Immigrazione: un esodo biblico scrive l’autore in una sua prefazione ai versi –  l’Africa intera vuole traghettare in Europa, inseguendo sogni di benessere e una vita migliore. O semplicemente una vita, visto che in certe parti del continente nero restare in questo mondo è un difficile traguardo, o si muore ammazzati o si muore affamati. E noi, popolo pingue e sovrappeso, abbiamo paura di questi poveretti, noi, una nazione di 60 milioni di abitanti, non riusciamo a organizzare un’accoglienza decente per questi rifugiati, anzi vorremmo i “respingimenti”, parola cruda e asettica per dire: ributtiamoli a mare. Noi, popolo cattolicissimo devoto a Papa Francesco, non li vorremmo nemmeno vedere per strada questi giovanissimi colorati e magri, con gli occhi spalancati verso un incerto futuro e la memoria dolente per i compagni annegati nel tragico viaggio della speranza su un barcone rattoppato. E pensare che un paio di secoli fa le navi negriere degli europei li andavano a caricare questi giovani abbronzati strappandoli con la forza ai loro villaggi, alle loro famiglie, alle loro donne, per trarli in catene a lavorare senza paga nelle piantagioni. Allora erano ricercati, forza lavoro a buon mercato, bestie da soma per arricchire gli speculatori inglesi, tedeschi, olandesi, spagnoli e americani. Ora questo esodo ci terrorizza, pensiamo che gli immigrati possano rubarci l’osso rosicato che è la nostra economia, ciechi non vediamo le opportunità di un mondo che cambia, un movimento epocale dei popoli, inarrestabile come le orde dei unni, che voler contrastare è vano, impossibile, tanto vale accettarlo e gestirlo al meglio, con buona pace di tutti. Tanto poi loro, i migranti, non ci vogliono nemmeno restare in questa Italia piena di livore e di rabbia, asservita a politici ladri, dove impera la corruzione e il malcostume. Loro, i migranti, – conclude Raimondi – vorrebbero andare altrove transitando verso un’Europa più mitica e ricca, alla ricerca di un lavoro e di una nuova patria”. 

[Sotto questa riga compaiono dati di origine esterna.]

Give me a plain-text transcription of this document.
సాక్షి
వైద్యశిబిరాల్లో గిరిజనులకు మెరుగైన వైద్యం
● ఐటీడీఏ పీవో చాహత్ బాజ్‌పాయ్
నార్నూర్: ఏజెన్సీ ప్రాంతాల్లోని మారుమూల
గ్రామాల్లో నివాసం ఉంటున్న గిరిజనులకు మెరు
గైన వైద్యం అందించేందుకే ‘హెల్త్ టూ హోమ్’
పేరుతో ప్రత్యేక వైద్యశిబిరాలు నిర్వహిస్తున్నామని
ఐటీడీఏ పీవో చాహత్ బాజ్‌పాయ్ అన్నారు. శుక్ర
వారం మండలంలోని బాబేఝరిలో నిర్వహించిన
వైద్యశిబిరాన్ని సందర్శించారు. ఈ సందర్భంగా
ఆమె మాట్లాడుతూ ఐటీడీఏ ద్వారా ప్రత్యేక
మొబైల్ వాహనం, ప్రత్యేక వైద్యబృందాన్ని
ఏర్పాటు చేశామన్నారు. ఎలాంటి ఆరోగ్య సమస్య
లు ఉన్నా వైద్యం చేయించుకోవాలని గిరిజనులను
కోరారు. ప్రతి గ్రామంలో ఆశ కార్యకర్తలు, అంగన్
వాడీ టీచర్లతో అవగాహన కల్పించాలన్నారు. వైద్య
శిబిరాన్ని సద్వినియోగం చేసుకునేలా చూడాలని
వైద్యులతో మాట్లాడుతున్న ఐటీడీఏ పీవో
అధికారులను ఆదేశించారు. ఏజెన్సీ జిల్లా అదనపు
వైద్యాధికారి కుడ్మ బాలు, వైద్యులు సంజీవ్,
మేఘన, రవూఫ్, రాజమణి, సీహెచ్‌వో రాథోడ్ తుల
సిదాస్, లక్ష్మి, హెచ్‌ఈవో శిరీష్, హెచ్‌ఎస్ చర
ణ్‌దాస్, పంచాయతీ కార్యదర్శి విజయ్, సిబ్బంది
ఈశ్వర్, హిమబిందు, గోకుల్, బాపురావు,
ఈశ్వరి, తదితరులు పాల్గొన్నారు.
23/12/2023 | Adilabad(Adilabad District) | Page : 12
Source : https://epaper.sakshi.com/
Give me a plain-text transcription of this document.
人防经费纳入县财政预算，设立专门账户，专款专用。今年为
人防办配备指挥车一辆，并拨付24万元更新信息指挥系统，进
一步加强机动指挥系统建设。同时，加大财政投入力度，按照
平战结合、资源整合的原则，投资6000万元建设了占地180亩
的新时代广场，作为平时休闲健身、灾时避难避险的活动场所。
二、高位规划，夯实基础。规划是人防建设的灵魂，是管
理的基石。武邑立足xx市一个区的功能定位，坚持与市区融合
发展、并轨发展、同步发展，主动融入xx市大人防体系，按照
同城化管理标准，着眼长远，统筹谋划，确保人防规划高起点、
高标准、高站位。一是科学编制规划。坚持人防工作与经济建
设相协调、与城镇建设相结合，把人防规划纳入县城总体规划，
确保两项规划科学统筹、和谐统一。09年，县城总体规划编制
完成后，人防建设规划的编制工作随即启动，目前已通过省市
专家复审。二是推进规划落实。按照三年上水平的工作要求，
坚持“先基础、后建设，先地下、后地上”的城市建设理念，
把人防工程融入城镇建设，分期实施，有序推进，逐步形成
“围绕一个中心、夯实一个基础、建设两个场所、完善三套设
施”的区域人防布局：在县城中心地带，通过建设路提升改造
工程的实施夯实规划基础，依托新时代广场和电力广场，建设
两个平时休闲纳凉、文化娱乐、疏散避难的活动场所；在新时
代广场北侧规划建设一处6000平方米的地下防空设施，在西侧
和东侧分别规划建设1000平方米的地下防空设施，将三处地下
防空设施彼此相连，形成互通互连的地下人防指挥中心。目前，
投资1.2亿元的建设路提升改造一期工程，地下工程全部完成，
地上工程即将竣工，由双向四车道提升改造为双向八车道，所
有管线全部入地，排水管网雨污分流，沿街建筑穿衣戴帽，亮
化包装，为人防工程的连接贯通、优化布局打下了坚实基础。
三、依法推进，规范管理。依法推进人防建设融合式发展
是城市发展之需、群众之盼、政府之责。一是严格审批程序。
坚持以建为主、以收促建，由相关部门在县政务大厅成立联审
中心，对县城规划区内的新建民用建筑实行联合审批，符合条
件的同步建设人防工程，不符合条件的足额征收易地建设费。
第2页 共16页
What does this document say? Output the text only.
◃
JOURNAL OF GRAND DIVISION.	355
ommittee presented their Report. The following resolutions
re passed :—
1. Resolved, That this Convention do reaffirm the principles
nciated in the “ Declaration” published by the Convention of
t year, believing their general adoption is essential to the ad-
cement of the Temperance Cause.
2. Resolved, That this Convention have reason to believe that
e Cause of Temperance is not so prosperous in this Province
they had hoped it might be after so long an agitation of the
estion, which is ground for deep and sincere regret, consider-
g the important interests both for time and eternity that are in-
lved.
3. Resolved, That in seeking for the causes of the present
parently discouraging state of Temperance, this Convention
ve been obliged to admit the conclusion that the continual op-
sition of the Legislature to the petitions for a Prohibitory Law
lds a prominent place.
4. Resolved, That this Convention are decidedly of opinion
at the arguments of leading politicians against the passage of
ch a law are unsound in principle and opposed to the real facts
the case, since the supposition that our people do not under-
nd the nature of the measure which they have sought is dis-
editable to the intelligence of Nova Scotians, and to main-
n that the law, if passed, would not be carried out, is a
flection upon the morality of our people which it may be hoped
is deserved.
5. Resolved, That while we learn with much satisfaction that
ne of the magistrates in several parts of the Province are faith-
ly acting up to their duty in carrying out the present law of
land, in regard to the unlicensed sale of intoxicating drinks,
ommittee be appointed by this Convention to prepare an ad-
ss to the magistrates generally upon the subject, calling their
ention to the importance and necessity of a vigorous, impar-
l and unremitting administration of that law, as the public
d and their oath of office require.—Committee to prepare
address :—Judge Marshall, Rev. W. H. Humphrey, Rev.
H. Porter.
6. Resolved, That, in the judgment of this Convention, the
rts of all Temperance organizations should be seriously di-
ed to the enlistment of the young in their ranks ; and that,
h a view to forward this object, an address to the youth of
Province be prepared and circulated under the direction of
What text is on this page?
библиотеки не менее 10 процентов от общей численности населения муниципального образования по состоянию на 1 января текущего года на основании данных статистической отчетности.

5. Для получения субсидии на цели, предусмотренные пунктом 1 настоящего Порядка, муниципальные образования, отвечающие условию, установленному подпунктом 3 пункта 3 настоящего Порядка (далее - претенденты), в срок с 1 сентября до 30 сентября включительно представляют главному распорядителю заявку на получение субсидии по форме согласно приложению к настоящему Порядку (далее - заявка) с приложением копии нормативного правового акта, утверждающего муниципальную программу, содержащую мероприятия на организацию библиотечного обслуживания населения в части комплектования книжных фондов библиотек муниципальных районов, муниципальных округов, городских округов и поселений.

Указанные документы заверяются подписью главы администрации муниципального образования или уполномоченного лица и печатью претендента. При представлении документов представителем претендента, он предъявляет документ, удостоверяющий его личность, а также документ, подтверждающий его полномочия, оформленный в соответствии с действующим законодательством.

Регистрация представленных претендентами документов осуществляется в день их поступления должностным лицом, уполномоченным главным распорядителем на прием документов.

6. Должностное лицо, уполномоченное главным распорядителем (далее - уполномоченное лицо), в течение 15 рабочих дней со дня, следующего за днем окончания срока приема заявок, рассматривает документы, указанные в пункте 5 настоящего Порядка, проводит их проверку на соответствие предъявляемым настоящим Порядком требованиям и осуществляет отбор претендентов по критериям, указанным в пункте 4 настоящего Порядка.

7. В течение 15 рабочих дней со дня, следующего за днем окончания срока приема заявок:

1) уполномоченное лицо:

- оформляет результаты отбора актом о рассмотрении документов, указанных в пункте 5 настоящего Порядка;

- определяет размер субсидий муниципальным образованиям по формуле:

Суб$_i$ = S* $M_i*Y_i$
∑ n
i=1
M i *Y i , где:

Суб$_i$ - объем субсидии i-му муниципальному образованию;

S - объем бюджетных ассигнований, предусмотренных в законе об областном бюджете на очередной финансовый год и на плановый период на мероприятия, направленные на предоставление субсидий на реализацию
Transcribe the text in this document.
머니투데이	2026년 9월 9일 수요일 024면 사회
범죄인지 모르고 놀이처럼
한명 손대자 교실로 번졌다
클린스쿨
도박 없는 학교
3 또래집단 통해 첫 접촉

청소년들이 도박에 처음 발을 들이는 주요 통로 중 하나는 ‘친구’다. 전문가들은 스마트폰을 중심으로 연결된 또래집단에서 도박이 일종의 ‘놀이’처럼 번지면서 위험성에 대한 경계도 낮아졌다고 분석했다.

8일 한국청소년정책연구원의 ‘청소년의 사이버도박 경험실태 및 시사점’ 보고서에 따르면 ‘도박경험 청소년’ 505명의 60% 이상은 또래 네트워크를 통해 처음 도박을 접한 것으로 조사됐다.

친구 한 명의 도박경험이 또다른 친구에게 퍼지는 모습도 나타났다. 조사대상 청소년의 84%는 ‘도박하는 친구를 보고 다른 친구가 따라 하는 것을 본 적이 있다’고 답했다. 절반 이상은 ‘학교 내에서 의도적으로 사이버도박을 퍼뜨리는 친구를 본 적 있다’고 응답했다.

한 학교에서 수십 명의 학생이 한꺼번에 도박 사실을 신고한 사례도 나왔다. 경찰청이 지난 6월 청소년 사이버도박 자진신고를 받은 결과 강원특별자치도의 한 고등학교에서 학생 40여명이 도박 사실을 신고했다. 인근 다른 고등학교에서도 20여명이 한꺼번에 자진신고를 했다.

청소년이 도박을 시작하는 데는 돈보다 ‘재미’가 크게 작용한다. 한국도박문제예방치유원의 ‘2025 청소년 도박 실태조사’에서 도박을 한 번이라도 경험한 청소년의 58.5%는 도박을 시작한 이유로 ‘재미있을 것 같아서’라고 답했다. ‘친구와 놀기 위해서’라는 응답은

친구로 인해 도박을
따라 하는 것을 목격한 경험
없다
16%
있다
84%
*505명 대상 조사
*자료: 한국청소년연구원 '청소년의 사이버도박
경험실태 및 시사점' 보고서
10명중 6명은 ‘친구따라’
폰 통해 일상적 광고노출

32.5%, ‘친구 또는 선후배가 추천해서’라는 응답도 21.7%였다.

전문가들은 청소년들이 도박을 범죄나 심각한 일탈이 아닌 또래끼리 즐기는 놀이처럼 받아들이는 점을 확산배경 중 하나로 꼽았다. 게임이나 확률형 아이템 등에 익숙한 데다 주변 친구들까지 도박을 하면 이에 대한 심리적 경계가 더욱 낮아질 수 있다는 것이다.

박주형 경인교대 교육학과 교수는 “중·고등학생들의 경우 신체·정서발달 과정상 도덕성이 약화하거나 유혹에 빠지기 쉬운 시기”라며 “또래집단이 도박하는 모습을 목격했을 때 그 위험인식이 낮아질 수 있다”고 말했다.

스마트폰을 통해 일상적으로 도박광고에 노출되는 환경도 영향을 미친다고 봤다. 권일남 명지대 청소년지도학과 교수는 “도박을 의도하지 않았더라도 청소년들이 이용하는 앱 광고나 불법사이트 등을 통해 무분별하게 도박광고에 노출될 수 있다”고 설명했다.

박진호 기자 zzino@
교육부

Raimondo Raimondi, giornalista e critico d’arte, ha pubblicato libri di poesia, narrativa e saggistica ed ha curato l’edizione di numerosi cataloghi d’arte. E’ componente del Comitato Direttivo del Museo Civico di Augusta e Direttore responsabile della testata “Dioramaonline”. Nel 2014 per le Edizioni Il Foglio di Piombino ha pubblicato il libro di narrativa dal titolo “L’undicesima” ed ha ricevuto il prestigioso Premio ConfCulture. Si noti che far poesia è cosa diversa dallo scrivere letteratura.

Un romanzo ha bisogno, oltre che dell’intuizione di una trama, anche e soprattutto di un lavoro costante e continuo che, giorno dopo giorno consente di stendere un numero di pagine congruo alle esigenze dell’editoria. Scrivere una poesia è altra cosa. E’ un lampo, un’intuizione veloce, un’emozione dell’anima, che si concretizza in un componimento breve, in poche immagini originali, in alcune parole accuratamente scelte e soppesate, scritte per far emergere dalla psiche un proprio stato d’animo e comunicarlo agli altri, rendendo in tal modo universale ciò che è nato da un sentimento personalissimo ed intimo.

Emblematici alcuni titoli delle poesie di Raimondo Raimondi: Corri ragazzo nero, Dove i piedi ti portano, Nel tuo villaggio desolato, Ciò che il mare donava, Dio, Allah o chiunque tu sia, Cambia il mondo, Dopo il soffio nudo delle dune, Sagoma aurea d’un isola incerta, Scendono dalla nave in lunga teoria, Arrivammo, Naufragammo all’alba. Nel suo verseggiare chiuso a tenaglia ogni immagine si stempera in una breve perifrasi e gode di una vibrata formulazione sintetica, elementi questi che fanno si che il suo metro si dinamizzi con elastica plasticità in una scansione ritmica antica e modernissima. E l’autore riesce a far provare a noi le sue stesse emozioni per i grandi temi della guerra, della morte, dell’immigrazione, insomma poesia la sua che è cronaca ma anche riflessione e compartecipazione verso un’umanità dolente in cerca di redenzione e salvezza.